Angesichts diverser mir bekannter Tests aus Funk und Fernsehen (zuletzt: „Der Haushaltscheck – Mogelpackung Brille – Klarer Durchblick oder teure Verbrauchertäuschung?“; siehe ARD-Mediathek) und einem gewissen augenoptischen Know-how reicht diese Stichprobe, um mein Urteil zu verfestigen. Wohlgemerkt ging es in diesem Test ja auch nur um die Bestellung der Gleitsichtgläser, nicht um das Tragen.
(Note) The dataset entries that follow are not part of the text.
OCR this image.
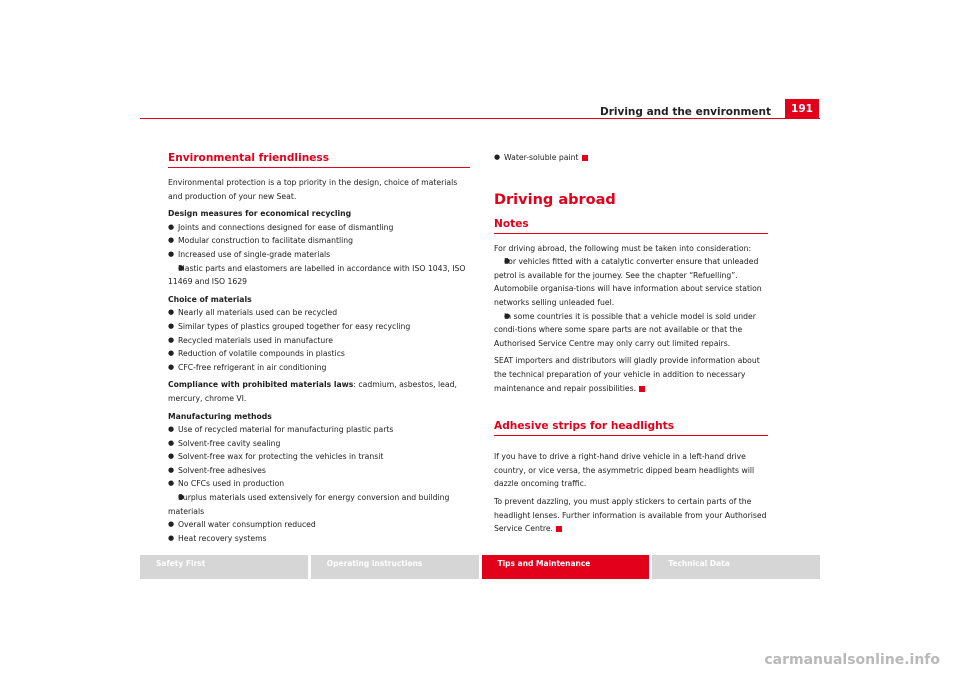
Driving and the environment	191
Environmental friendliness

Environmental protection is a top priority in the design, choice of materials and production of your new Seat.

Design measures for economical recycling

● Joints and connections designed for ease of dismantling

● Modular construction to facilitate dismantling

● Increased use of single-grade materials

● Plastic parts and elastomers are labelled in accordance with ISO 1043, ISO 11469 and ISO 1629

Choice of materials

● Nearly all materials used can be recycled

● Similar types of plastics grouped together for easy recycling

● Recycled materials used in manufacture

● Reduction of volatile compounds in plastics

● CFC-free refrigerant in air conditioning

Compliance with prohibited materials laws: cadmium, asbestos, lead, mercury, chrome VI.

Manufacturing methods

● Use of recycled material for manufacturing plastic parts

● Solvent-free cavity sealing

● Solvent-free wax for protecting the vehicles in transit

● Solvent-free adhesives

● No CFCs used in production

● Surplus materials used extensively for energy conversion and building materials

● Overall water consumption reduced

● Heat recovery systems

● Water-soluble paint

Driving abroad

Notes

For driving abroad, the following must be taken into consideration:

● For vehicles fitted with a catalytic converter ensure that unleaded petrol is available for the journey. See the chapter “Refuelling”. Automobile organisa-tions will have information about service station networks selling unleaded fuel.

● In some countries it is possible that a vehicle model is sold under condi-tions where some spare parts are not available or that the Authorised Service Centre may only carry out limited repairs.

SEAT importers and distributors will gladly provide information about the technical preparation of your vehicle in addition to necessary maintenance and repair possibilities.

Adhesive strips for headlights

If you have to drive a right-hand drive vehicle in a left-hand drive country, or vice versa, the asymmetric dipped beam headlights will dazzle oncoming traffic.

To prevent dazzling, you must apply stickers to certain parts of the headlight lenses. Further information is available from your Authorised Service Centre.

Safety First	Operating instructions	Tips and Maintenance	Technical Data
carmanualsonline.info
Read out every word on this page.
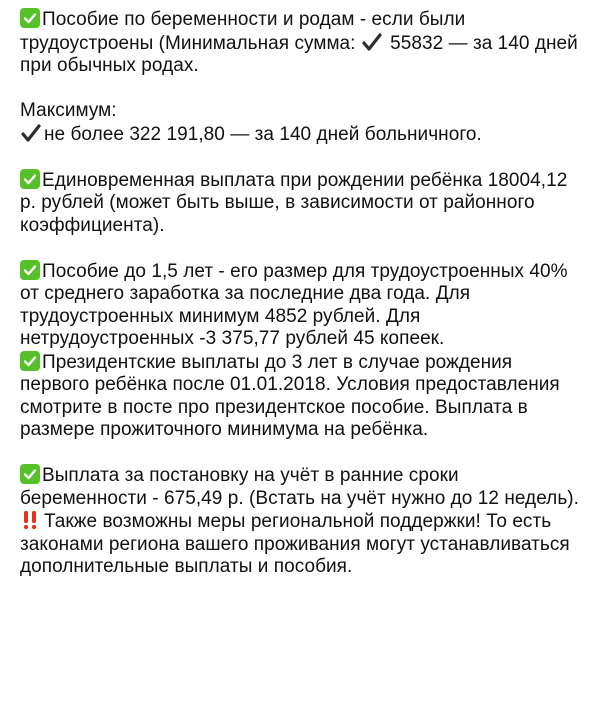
Пособие по беременности и родам - если были трудоустроены (Минимальная сумма:  55832 — за 140 дней при обычных родах.

Максимум:

не более 322 191,80 — за 140 дней больничного.

Единовременная выплата при рождении ребёнка 18004,12 р. рублей (может быть выше, в зависимости от районного коэффициента).

Пособие до 1,5 лет - его размер для трудоустроенных 40% от среднего заработка за последние два года. Для трудоустроенных минимум 4852 рублей. Для нетрудоустроенных -3 375,77 рублей 45 копеек.

Президентские выплаты до 3 лет в случае рождения первого ребёнка после 01.01.2018. Условия предоставления смотрите в посте про президентское пособие. Выплата в размере прожиточного минимума на ребёнка.

Выплата за постановку на учёт в ранние сроки беременности - 675,49 р. (Встать на учёт нужно до 12 недель).

Также возможны меры региональной поддержки! То есть законами региона вашего проживания могут устанавливаться дополнительные выплаты и пособия.
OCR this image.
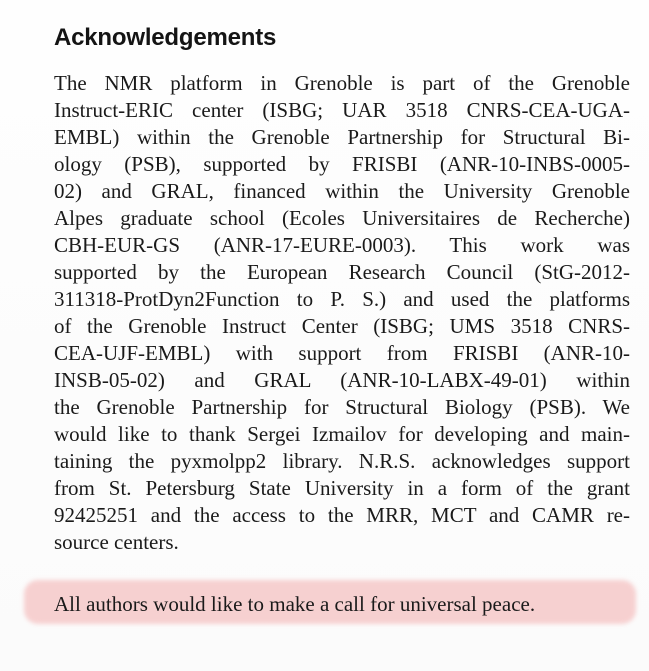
Acknowledgements
The NMR platform in Grenoble is part of the Grenoble
Instruct-ERIC center (ISBG; UAR 3518 CNRS-CEA-UGA-
EMBL) within the Grenoble Partnership for Structural Bi-
ology (PSB), supported by FRISBI (ANR-10-INBS-0005-
02) and GRAL, financed within the University Grenoble
Alpes graduate school (Ecoles Universitaires de Recherche)
CBH-EUR-GS (ANR-17-EURE-0003). This work was
supported by the European Research Council (StG-2012-
311318-ProtDyn2Function to P. S.) and used the platforms
of the Grenoble Instruct Center (ISBG; UMS 3518 CNRS-
CEA-UJF-EMBL) with support from FRISBI (ANR-10-
INSB-05-02) and GRAL (ANR-10-LABX-49-01) within
the Grenoble Partnership for Structural Biology (PSB). We
would like to thank Sergei Izmailov for developing and main-
taining the pyxmolpp2 library. N.R.S. acknowledges support
from St. Petersburg State University in a form of the grant
92425251 and the access to the MRR, MCT and CAMR re-
source centers.
All authors would like to make a call for universal peace.
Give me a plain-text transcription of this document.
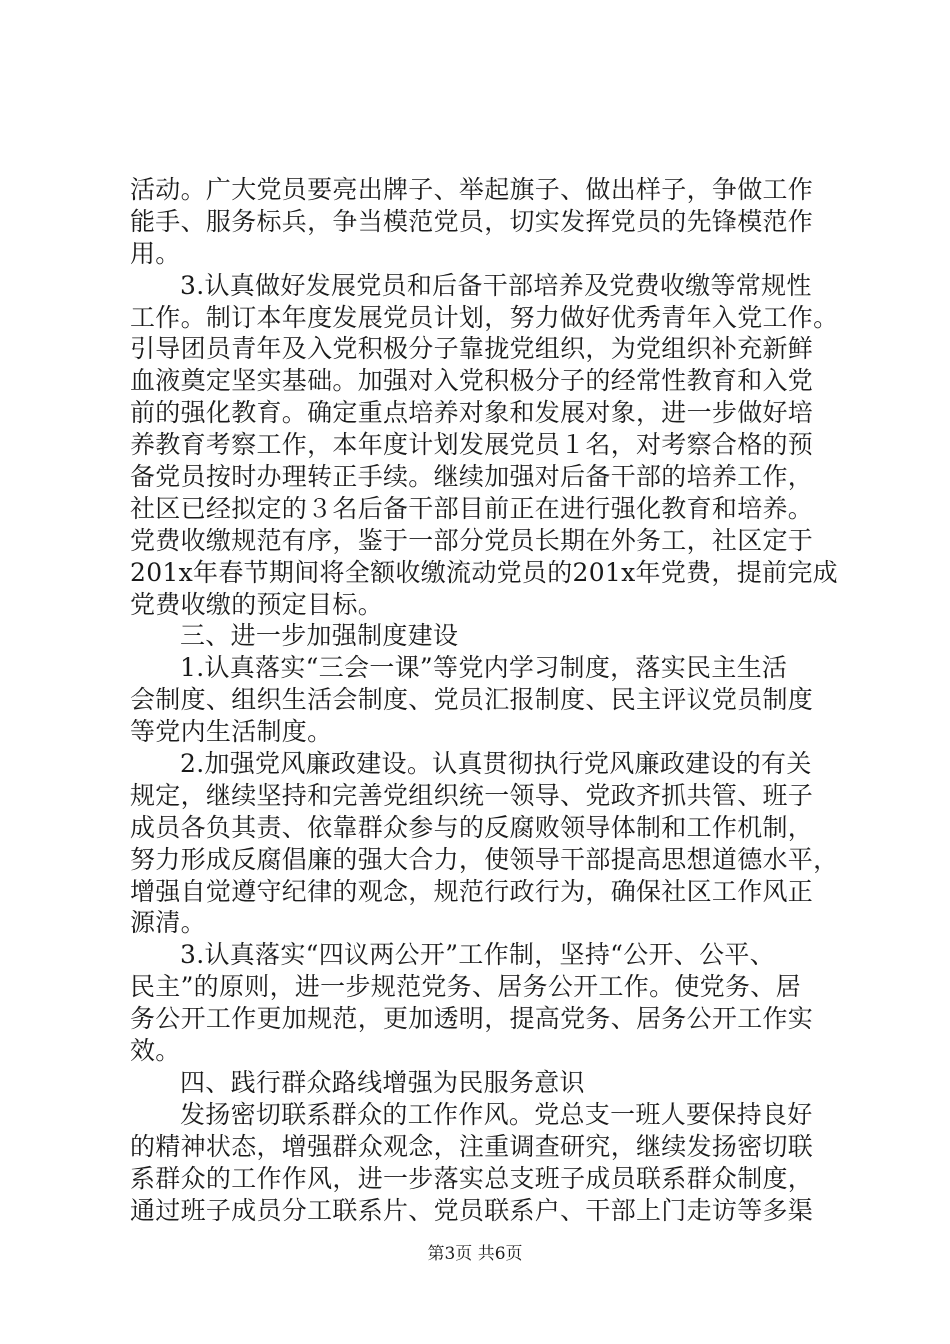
活动。广大党员要亮出牌子、举起旗子、做出样子，争做工作
能手、服务标兵，争当模范党员，切实发挥党员的先锋模范作
用。
3.认真做好发展党员和后备干部培养及党费收缴等常规性
工作。制订本年度发展党员计划，努力做好优秀青年入党工作。
引导团员青年及入党积极分子靠拢党组织，为党组织补充新鲜
血液奠定坚实基础。加强对入党积极分子的经常性教育和入党
前的强化教育。确定重点培养对象和发展对象，进一步做好培
养教育考察工作，本年度计划发展党员１名，对考察合格的预
备党员按时办理转正手续。继续加强对后备干部的培养工作，
社区已经拟定的３名后备干部目前正在进行强化教育和培养。
党费收缴规范有序，鉴于一部分党员长期在外务工，社区定于
201x年春节期间将全额收缴流动党员的201x年党费，提前完成
党费收缴的预定目标。
三、进一步加强制度建设
1.认真落实“三会一课”等党内学习制度，落实民主生活
会制度、组织生活会制度、党员汇报制度、民主评议党员制度
等党内生活制度。
2.加强党风廉政建设。认真贯彻执行党风廉政建设的有关
规定，继续坚持和完善党组织统一领导、党政齐抓共管、班子
成员各负其责、依靠群众参与的反腐败领导体制和工作机制，
努力形成反腐倡廉的强大合力，使领导干部提高思想道德水平，
增强自觉遵守纪律的观念，规范行政行为，确保社区工作风正
源清。
3.认真落实“四议两公开”工作制，坚持“公开、公平、
民主”的原则，进一步规范党务、居务公开工作。使党务、居
务公开工作更加规范，更加透明，提高党务、居务公开工作实
效。
四、践行群众路线增强为民服务意识
发扬密切联系群众的工作作风。党总支一班人要保持良好
的精神状态，增强群众观念，注重调查研究，继续发扬密切联
系群众的工作作风，进一步落实总支班子成员联系群众制度，
通过班子成员分工联系片、党员联系户、干部上门走访等多渠
第3页 共6页
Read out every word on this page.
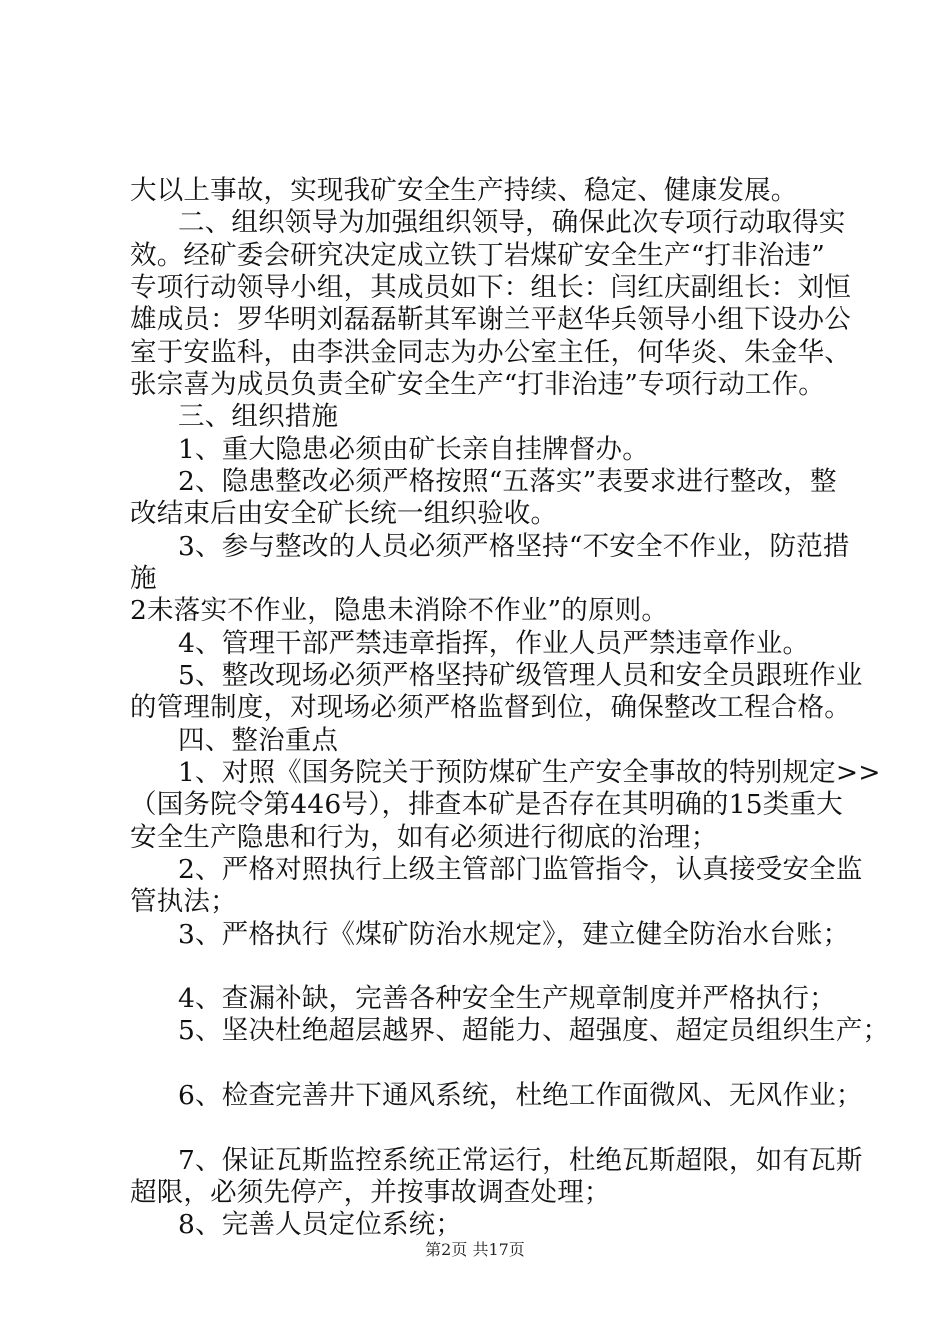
大以上事故，实现我矿安全生产持续、稳定、健康发展。
二、组织领导为加强组织领导，确保此次专项行动取得实
效。经矿委会研究决定成立铁丁岩煤矿安全生产“打非治违”
专项行动领导小组，其成员如下：组长：闫红庆副组长：刘恒
雄成员：罗华明刘磊磊靳其军谢兰平赵华兵领导小组下设办公
室于安监科，由李洪金同志为办公室主任，何华炎、朱金华、
张宗喜为成员负责全矿安全生产“打非治违”专项行动工作。
三、组织措施
1、重大隐患必须由矿长亲自挂牌督办。
2、隐患整改必须严格按照“五落实”表要求进行整改，整
改结束后由安全矿长统一组织验收。
3、参与整改的人员必须严格坚持“不安全不作业，防范措
施
2未落实不作业，隐患未消除不作业”的原则。
4、管理干部严禁违章指挥，作业人员严禁违章作业。
5、整改现场必须严格坚持矿级管理人员和安全员跟班作业
的管理制度，对现场必须严格监督到位，确保整改工程合格。
四、整治重点
1、对照《国务院关于预防煤矿生产安全事故的特别规定>>
（国务院令第446号），排查本矿是否存在其明确的15类重大
安全生产隐患和行为，如有必须进行彻底的治理；
2、严格对照执行上级主管部门监管指令，认真接受安全监
管执法；
3、严格执行《煤矿防治水规定》，建立健全防治水台账；
4、查漏补缺，完善各种安全生产规章制度并严格执行；
5、坚决杜绝超层越界、超能力、超强度、超定员组织生产；
6、检查完善井下通风系统，杜绝工作面微风、无风作业；
7、保证瓦斯监控系统正常运行，杜绝瓦斯超限，如有瓦斯
超限，必须先停产，并按事故调查处理；
8、完善人员定位系统；
第2页 共17页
Gewiss hätte mir auch der telefonische Support geholfen, aber der ist nur zu bestimmten Zeiten für mich da und letztlich hätte er mir vermutlich das geraten, was ich bei Ace & Tate schon zu lesen bekam: „Besuche bitte einen unserer stationären Stores“ oder so ähnlich. Das scheint mir für den Kauf einer Gleitsichtbrille eine gute Idee zu sein und dient demzufolge als Gesamturteil dieses sehr subjektiven Selbsttests.